Horribleness
Recently, I was at a music festival with the hippie band I sing in. The festival was in a big park fairground type situation, and like most festivals, the only bathrooms were sketchy portable toilets.
Well, we had finished our set and were going back to camp to play more music and hang out for the night. It was obviously dark by that time, but I had to go to the bathroom, so I wandered over to the "Honey Buckets".
It wouldn't be exaggerating to say that the "toilets" were in a very advanced state of disgustingness (to quote one of my 7th graders) since it was so long into the festival, and not surprisingly, many of the people using the facilities were already drunk, stoned or whatever.

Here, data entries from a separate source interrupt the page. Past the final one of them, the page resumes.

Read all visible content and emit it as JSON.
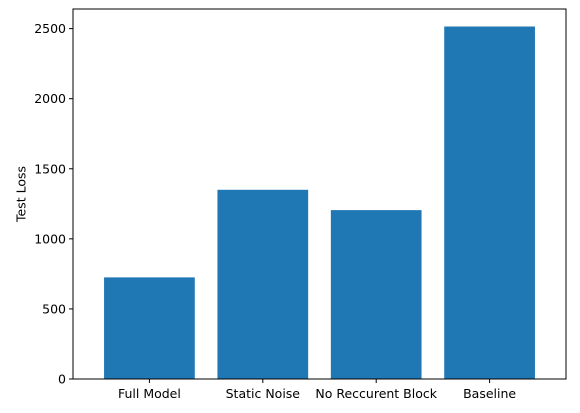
{
  "chart_data": {
    "type": "bar",
    "categories": [
      "Full Model",
      "Static Noise",
      "No Reccurent Block",
      "Baseline"
    ],
    "values": [
      725,
      1350,
      1205,
      2515
    ],
    "title": "",
    "xlabel": "",
    "ylabel": "Test Loss",
    "ylim": [
      0,
      2640
    ],
    "yticks": [
      0,
      500,
      1000,
      1500,
      2000,
      2500
    ],
    "grid": false,
    "legend": "none",
    "colors": {
      "bar": "#1f77b4",
      "axis": "#000000"
    }
  }
}
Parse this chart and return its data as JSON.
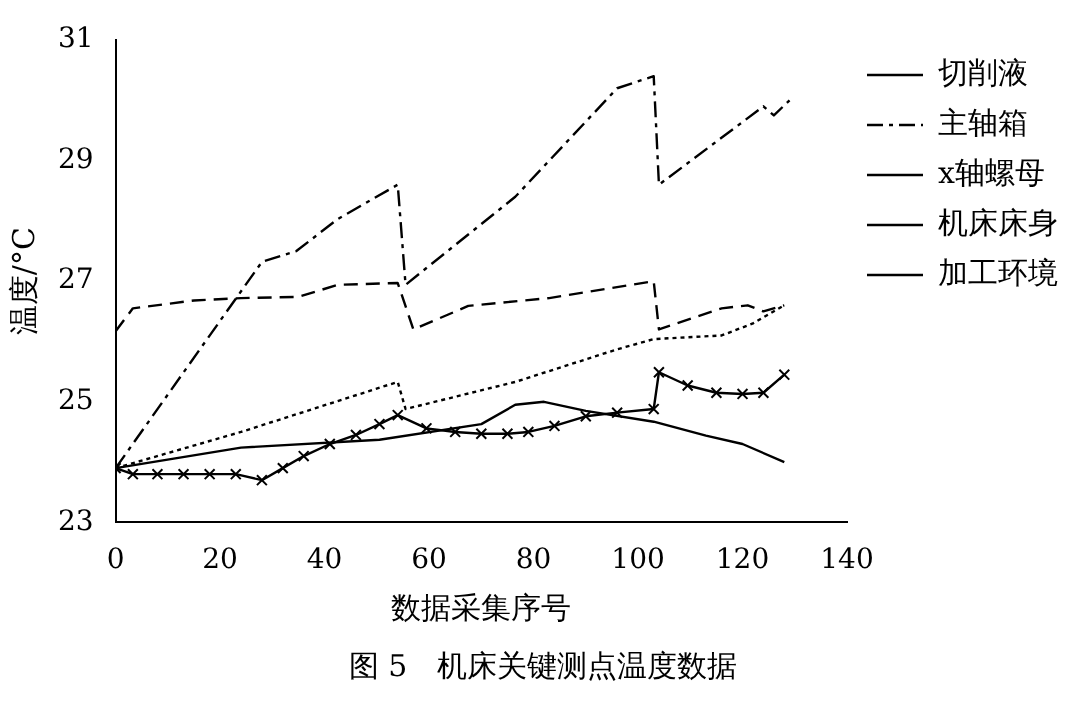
{
  "chart_data": {
    "type": "line",
    "xlabel": "数据采集序号",
    "ylabel": "温度/°C",
    "annotations": [
      "图 5　机床关键测点温度数据"
    ],
    "xlim": [
      0,
      140
    ],
    "xticks": [
      0,
      20,
      40,
      60,
      80,
      100,
      120,
      140
    ],
    "ylim": [
      23,
      31
    ],
    "yticks": [
      23,
      25,
      27,
      29,
      31
    ],
    "grid": false,
    "legend": "right",
    "series": [
      {
        "name": "切削液",
        "color": "#000000",
        "line_style": "dashed",
        "marker": "none",
        "x": [
          0,
          3.3,
          15,
          24,
          35,
          42.5,
          54,
          57,
          67.5,
          83,
          103,
          104,
          116,
          121,
          124,
          128
        ],
        "values": [
          26.17,
          26.55,
          26.68,
          26.72,
          26.74,
          26.94,
          26.97,
          26.2,
          26.59,
          26.72,
          27.0,
          26.2,
          26.55,
          26.6,
          26.5,
          26.6
        ]
      },
      {
        "name": "主轴箱",
        "color": "#000000",
        "line_style": "dashdot",
        "marker": "none",
        "x": [
          0,
          28,
          34.6,
          42.5,
          54,
          55.5,
          76.5,
          96,
          103,
          104,
          124,
          126,
          129
        ],
        "values": [
          23.9,
          27.32,
          27.5,
          28.03,
          28.6,
          26.94,
          28.4,
          30.2,
          30.4,
          28.6,
          29.9,
          29.75,
          30.0
        ]
      },
      {
        "name": "x轴螺母",
        "color": "#000000",
        "line_style": "dotted",
        "marker": "none",
        "x": [
          0,
          24,
          54,
          55.5,
          76.5,
          96,
          103,
          116,
          122,
          128
        ],
        "values": [
          23.9,
          24.5,
          25.33,
          24.88,
          25.33,
          25.87,
          26.04,
          26.1,
          26.3,
          26.6
        ]
      },
      {
        "name": "机床床身",
        "color": "#000000",
        "line_style": "solid",
        "marker": "cross",
        "x": [
          0,
          3.3,
          8,
          13,
          18,
          23,
          28,
          32,
          36,
          41,
          46,
          50.5,
          54,
          59.5,
          65,
          70,
          75,
          79,
          84,
          90,
          96,
          103,
          104,
          109.5,
          115,
          120,
          124,
          128
        ],
        "values": [
          23.9,
          23.8,
          23.8,
          23.8,
          23.8,
          23.8,
          23.7,
          23.9,
          24.1,
          24.3,
          24.45,
          24.63,
          24.78,
          24.56,
          24.5,
          24.47,
          24.47,
          24.5,
          24.6,
          24.76,
          24.82,
          24.88,
          25.49,
          25.27,
          25.15,
          25.13,
          25.15,
          25.45
        ]
      },
      {
        "name": "加工环境",
        "color": "#000000",
        "line_style": "solid",
        "marker": "none",
        "x": [
          0,
          24,
          50.5,
          70,
          76.5,
          82,
          90,
          103,
          113,
          120,
          128
        ],
        "values": [
          23.9,
          24.24,
          24.37,
          24.63,
          24.95,
          25.0,
          24.85,
          24.67,
          24.44,
          24.3,
          24.0
        ]
      }
    ]
  }
}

So, I peed, and I was pulling my jeans back up when I heard a small sound, like a credit card dropping to the ground. I suddenly remembered that I had slid my Chevron gas card into the back pocket of my jeans earlier in the afternoon.
I wondered, could that be my gas card that just fell out of my pocket?

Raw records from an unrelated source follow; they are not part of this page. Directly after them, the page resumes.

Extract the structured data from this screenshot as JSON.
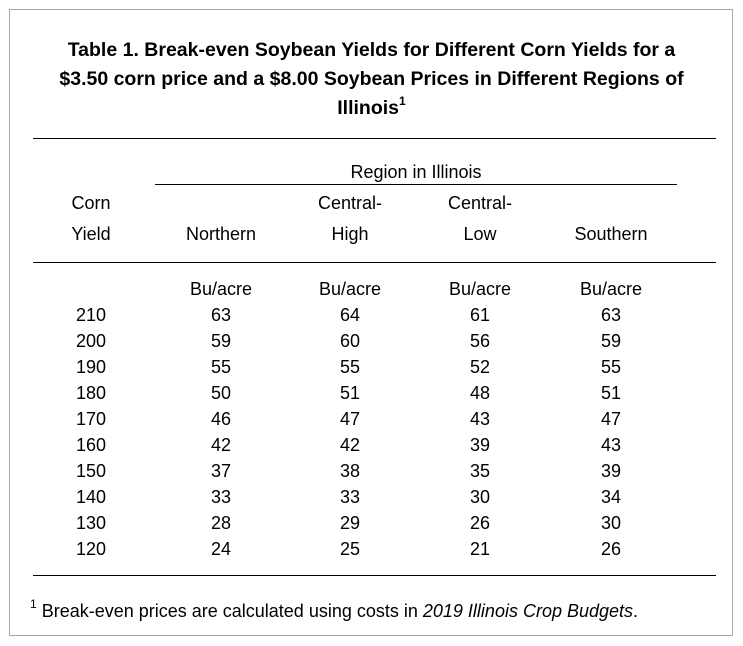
{
  "table": {
    "title_lines": [
      "Table 1. Break-even Soybean Yields for Different Corn Yields for a",
      "$3.50 corn price and a $8.00 Soybean Prices in Different Regions of",
      "Illinois"
    ],
    "title_sup": "1",
    "group_header": "Region in Illinois",
    "corn_header": [
      "Corn",
      "Yield"
    ],
    "columns": [
      {
        "top": "",
        "bottom": "Northern"
      },
      {
        "top": "Central-",
        "bottom": "High"
      },
      {
        "top": "Central-",
        "bottom": "Low"
      },
      {
        "top": "",
        "bottom": "Southern"
      }
    ],
    "unit": "Bu/acre",
    "rows": [
      {
        "corn": "210",
        "values": [
          "63",
          "64",
          "61",
          "63"
        ]
      },
      {
        "corn": "200",
        "values": [
          "59",
          "60",
          "56",
          "59"
        ]
      },
      {
        "corn": "190",
        "values": [
          "55",
          "55",
          "52",
          "55"
        ]
      },
      {
        "corn": "180",
        "values": [
          "50",
          "51",
          "48",
          "51"
        ]
      },
      {
        "corn": "170",
        "values": [
          "46",
          "47",
          "43",
          "47"
        ]
      },
      {
        "corn": "160",
        "values": [
          "42",
          "42",
          "39",
          "43"
        ]
      },
      {
        "corn": "150",
        "values": [
          "37",
          "38",
          "35",
          "39"
        ]
      },
      {
        "corn": "140",
        "values": [
          "33",
          "33",
          "30",
          "34"
        ]
      },
      {
        "corn": "130",
        "values": [
          "28",
          "29",
          "26",
          "30"
        ]
      },
      {
        "corn": "120",
        "values": [
          "24",
          "25",
          "21",
          "26"
        ]
      }
    ],
    "footnote": {
      "sup": "1",
      "text": " Break-even prices are calculated using costs in ",
      "italic": "2019 Illinois Crop Budgets",
      "end": "."
    }
  }
}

I felt my pockets, all were empty. It was pitch black inside that plastic booth that incidentally, smelled nothing like honey. I felt around the grimy floor for my gas card. I couldn't see a thing, and I was starting to panic. If someone was to get a hold of that card, they could rack up untold amounts of gasoline before I could stop them, couldn't they? Driven by this thought, I continued frantically feeling around all surfaces in the porta potty. No luck.
I then realized that I probably had to do the unthinkable in order to retrieve my card.
I steeled my nerves and my senses and then reached in to the depths of the toilet. My card was right on top of everything. I was actually amazed at how I set my hand right on it. Of course I immediately ran out of there silently screaming, holding my hands away from my body at a great distance. I ran past all the little encampments, barely registering the confused stares of my fellow musicians and festival-goers.
I flew in to the makeshift kitchen at the hospitality tent and started furiously pumping the water out of the plastic sink , not caring that I wasn't supposed to be there. After washing my hands for 20 minutes and dousing my card with bleach, I felt better.
Needless to say, I learned a lesson about putting things back where they belong that night. Just thought I'd share.